LGTM culture: when code review becomes theatre

Othman Shareef · June 26, 2026 · 6 min read

A 416-comment Hacker News thread titled “The Theatre of Pull Requests and Code Review” hit a nerve last year, and the nerve is real: on many teams, review has quietly become a ritual. The approval arrives in ninety seconds, or (the other face of the same problem) the reviewer feels obligated to find something and leaves three comments about naming. Both are performances. Neither is review.

Why rational people rubber-stamp

Nobody decides to stop reviewing. The drift has mechanics. By the time a PR is up, the author has invested days; the feature is on a board with a date; the change is, as one engineer put it in a long-running debate about post-commit review, already a done deal: the reviewer isn’t in the hot path of the decision anymore, so pushing back feels like obstruction rather than contribution. Add a diff too large to genuinely evaluate (we’ve written about why size kills review), and approval becomes the only move that doesn’t make you the bottleneck. The stamp is rational. That’s what makes it dangerous.

The obligation nitpick is the same failure

The reviewer who can’t evaluate the logic but must demonstrate diligence reaches for what’s evaluable at a glance: names, formatting, comment style. The author gets busywork, the actual risk sails through untouched, and everyone involved can point at the thread as proof review happened. As a commenter on the Theatre thread put it, logic-and-architecture comments are the valuable ones, but nit comments are easier to write, so they win by default. (We go deeper on this in an upcoming piece on nitpicks.)

What approval should mean

The fix starts with making the stakes explicit. An approval is a statement: “I understand this change well enough to co-own it in production.” Not “I looked at it,” not “I trust the author.” Teams that adopt that definition (out loud, in their review norms) make rubber-stamping feel like what it is: signing a document you didn’t read.

  • Let reviewers say what they actually did. “Reviewed the migration deeply, skimmed the call sites” is honest and useful; silent approval hides the gap.
  • Make small PRs the norm so genuine evaluation is possible in the time people actually have. Theatre thrives on impossibility.
  • Move review earlier. Feedback before the change is “a done deal” (on the design, or via pre-PR review of generated code) puts the reviewer back in the hot path, where pushing back is cheap.
  • Kill the diligence-signaling channel. Auto-format, lint in CI, and label nits as non-blocking. When style can’t be the performance, attention goes to logic.

The surface matters more than teams admit

Here’s the uncomfortable observation from building a review tool: a lot of rubber-stamping is fatigue with the act of reviewing, not indifference to quality. When finding the three files that matter takes ten minutes of scrolling, the stamp wins. When triage is instant and the diff keeps your place, genuinely reading the change stops being heroic. That’s the bet behind Pyor (ours, free for individuals): make real review cheap enough that theatre loses its main excuse.
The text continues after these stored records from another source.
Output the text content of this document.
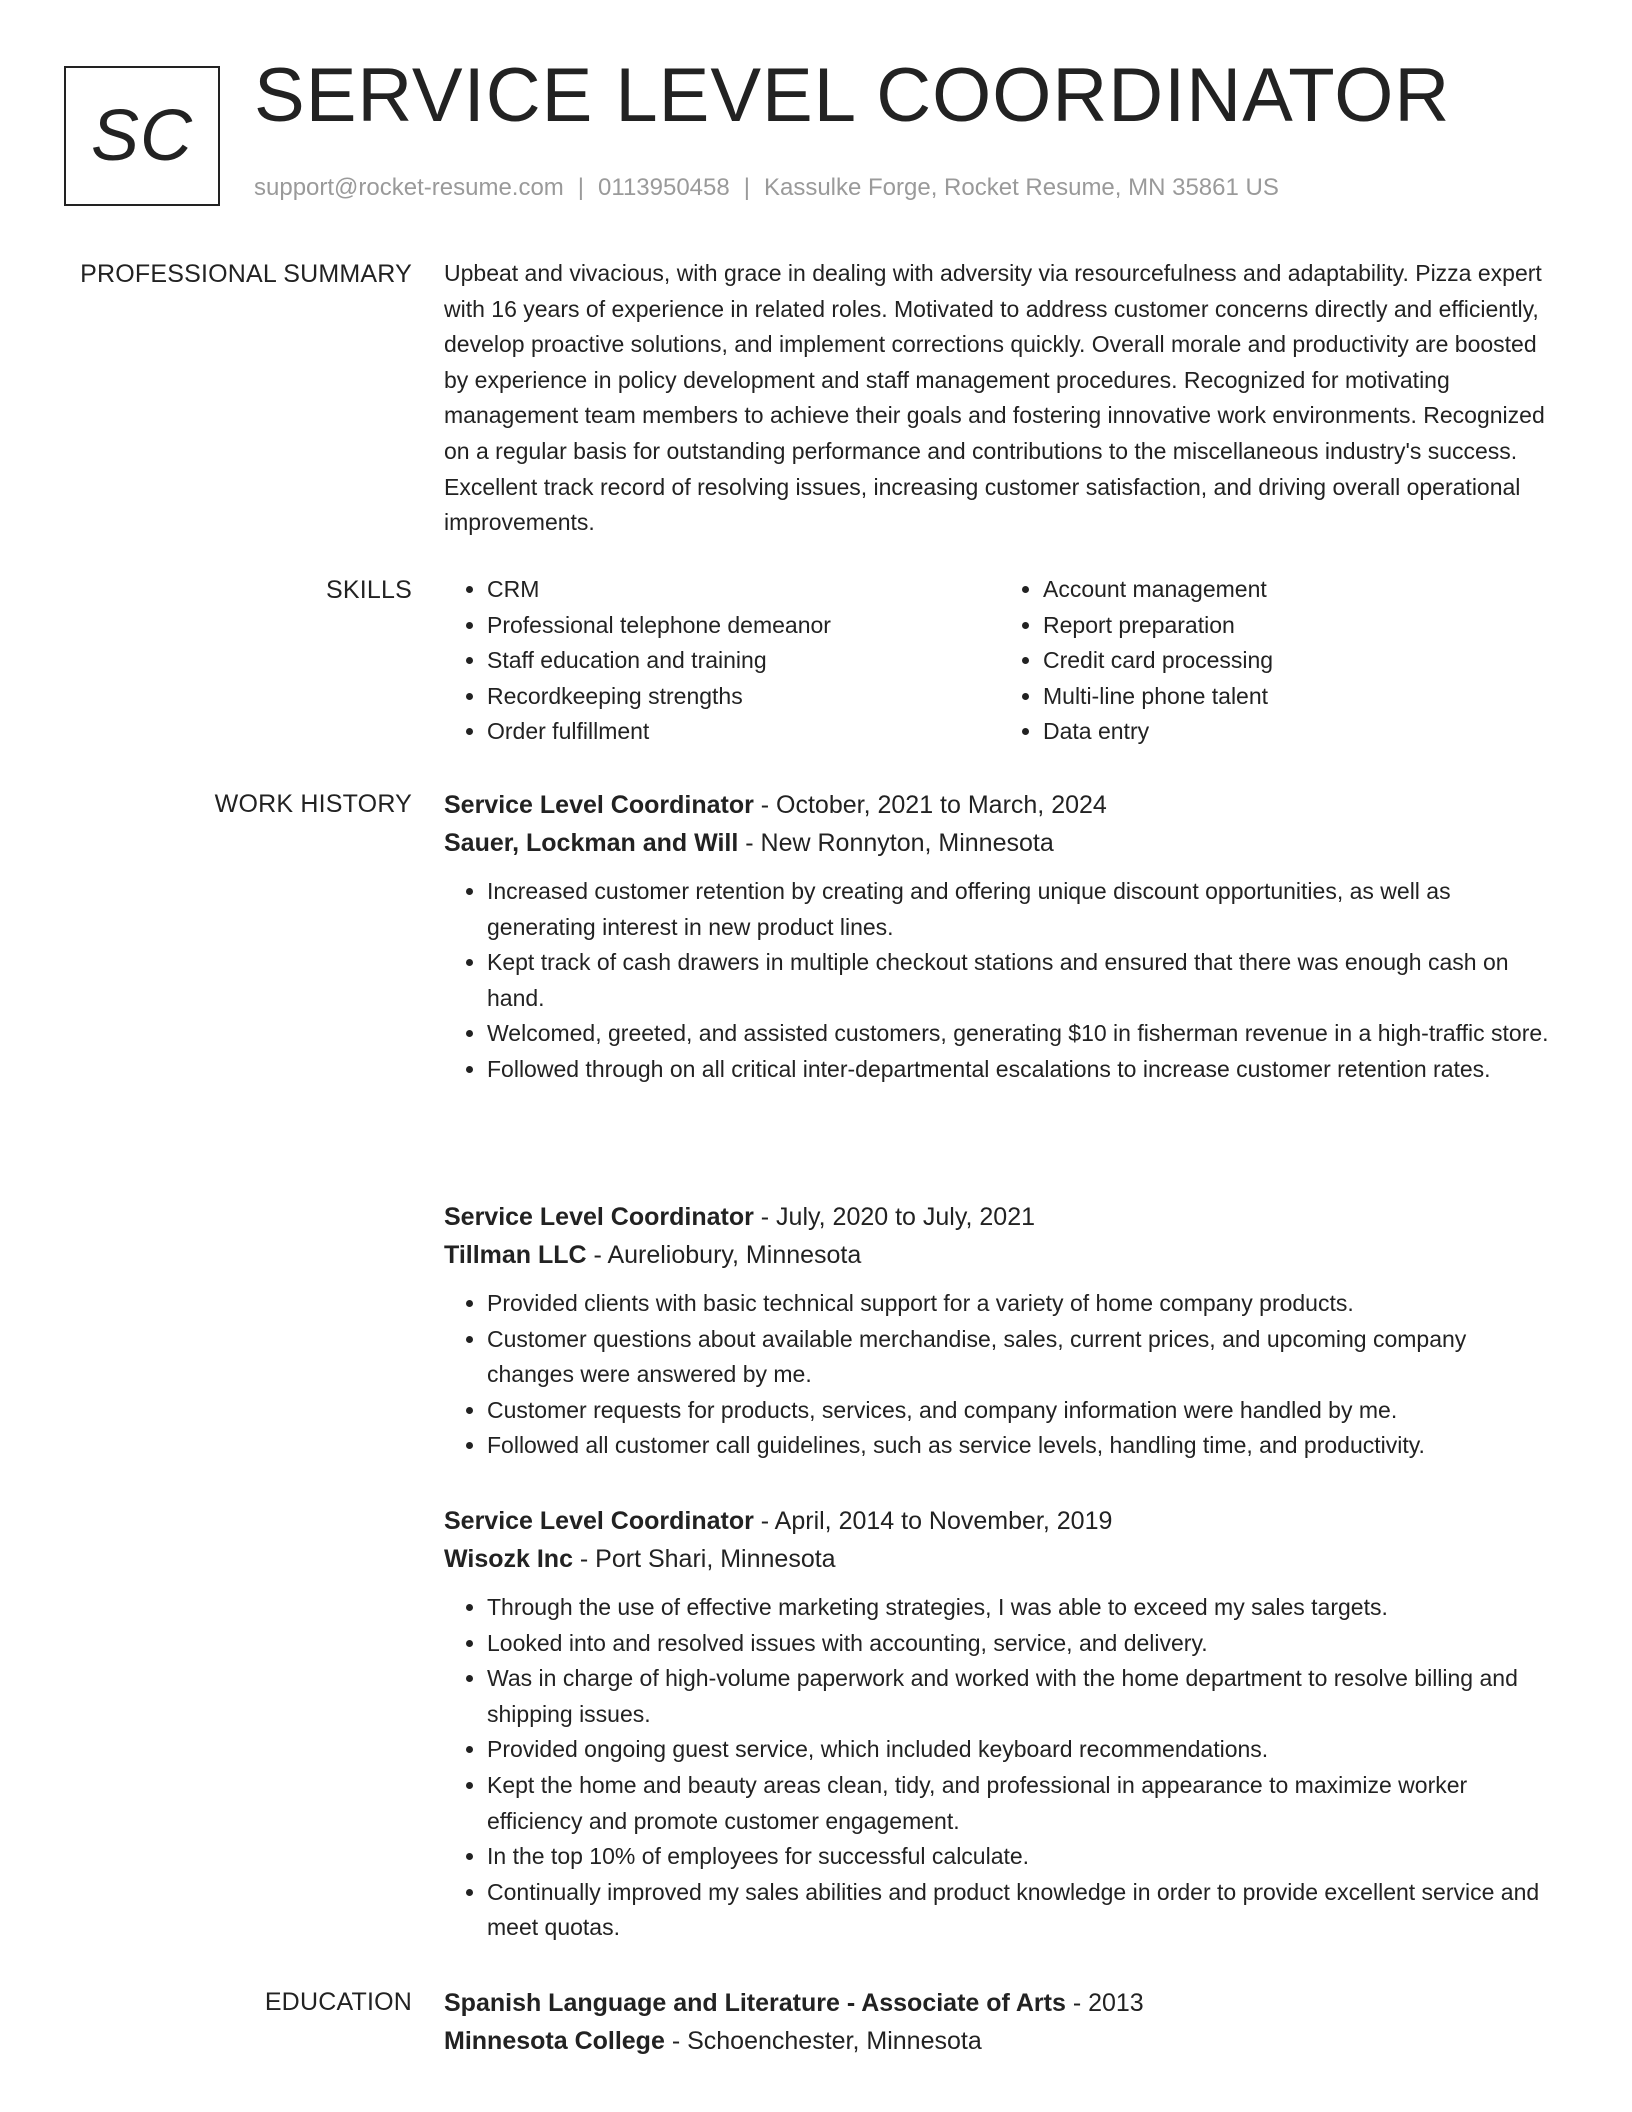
SC SERVICE LEVEL COORDINATOR
support@rocket-resume.com | 0113950458 | Kassulke Forge, Rocket Resume, MN 35861 US
PROFESSIONAL SUMMARY Upbeat and vivacious, with grace in dealing with adversity via resourcefulness and adaptability. Pizza expert with 16 years of experience in related roles. Motivated to address customer concerns directly and efficiently, develop proactive solutions, and implement corrections quickly. Overall morale and productivity are boosted by experience in policy development and staff management procedures. Recognized for motivating management team members to achieve their goals and fostering innovative work environments. Recognized on a regular basis for outstanding performance and contributions to the miscellaneous industry's success. Excellent track record of resolving issues, increasing customer satisfaction, and driving overall operational improvements.
SKILLS
•	CRM
• Professional telephone demeanor
• Staff education and training
• Recordkeeping strengths
• Order fulfillment
• Account management
• Report preparation
• Credit card processing
• Multi-line phone talent
• Data entry
WORK HISTORY Service Level Coordinator - October, 2021 to March, 2024
Sauer, Lockman and Will - New Ronnyton, Minnesota
• Increased customer retention by creating and offering unique discount opportunities, as well as generating interest in new product lines.
• Kept track of cash drawers in multiple checkout stations and ensured that there was enough cash on hand.
• Welcomed, greeted, and assisted customers, generating $10 in fisherman revenue in a high-traffic store.
• Followed through on all critical inter-departmental escalations to increase customer retention rates.
Service Level Coordinator - July, 2020 to July, 2021
Tillman LLC - Aureliobury, Minnesota
• Provided clients with basic technical support for a variety of home company products.
• Customer questions about available merchandise, sales, current prices, and upcoming company changes were answered by me.
• Customer requests for products, services, and company information were handled by me.
• Followed all customer call guidelines, such as service levels, handling time, and productivity.
Service Level Coordinator - April, 2014 to November, 2019
Wisozk Inc - Port Shari, Minnesota
• Through the use of effective marketing strategies, I was able to exceed my sales targets.
• Looked into and resolved issues with accounting, service, and delivery.
• Was in charge of high-volume paperwork and worked with the home department to resolve billing and shipping issues.
• Provided ongoing guest service, which included keyboard recommendations.
• Kept the home and beauty areas clean, tidy, and professional in appearance to maximize worker efficiency and promote customer engagement.
• In the top 10% of employees for successful calculate.
• Continually improved my sales abilities and product knowledge in order to provide excellent service and meet quotas.
EDUCATION Spanish Language and Literature - Associate of Arts - 2013
Minnesota College - Schoenchester, Minnesota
Frequently asked questions

Is a fast LGTM always rubber-stamping?

No. A 40-line, well-described change from someone who knows the area deserves a fast approval; speed and rigor aren’t opposites on small changes. Rubber-stamping is approving without understanding. The tell is whether the reviewer could explain the change to a third person afterward.

How do we measure whether our reviews are performative?

Look at outcome-shaped signals rather than activity: how often review actually changes the code (revision rate), whether defects are caught before merge vs. after, and whether comments cluster on style versus logic. All-approvals-no-changes over weeks is the classic theatre signature.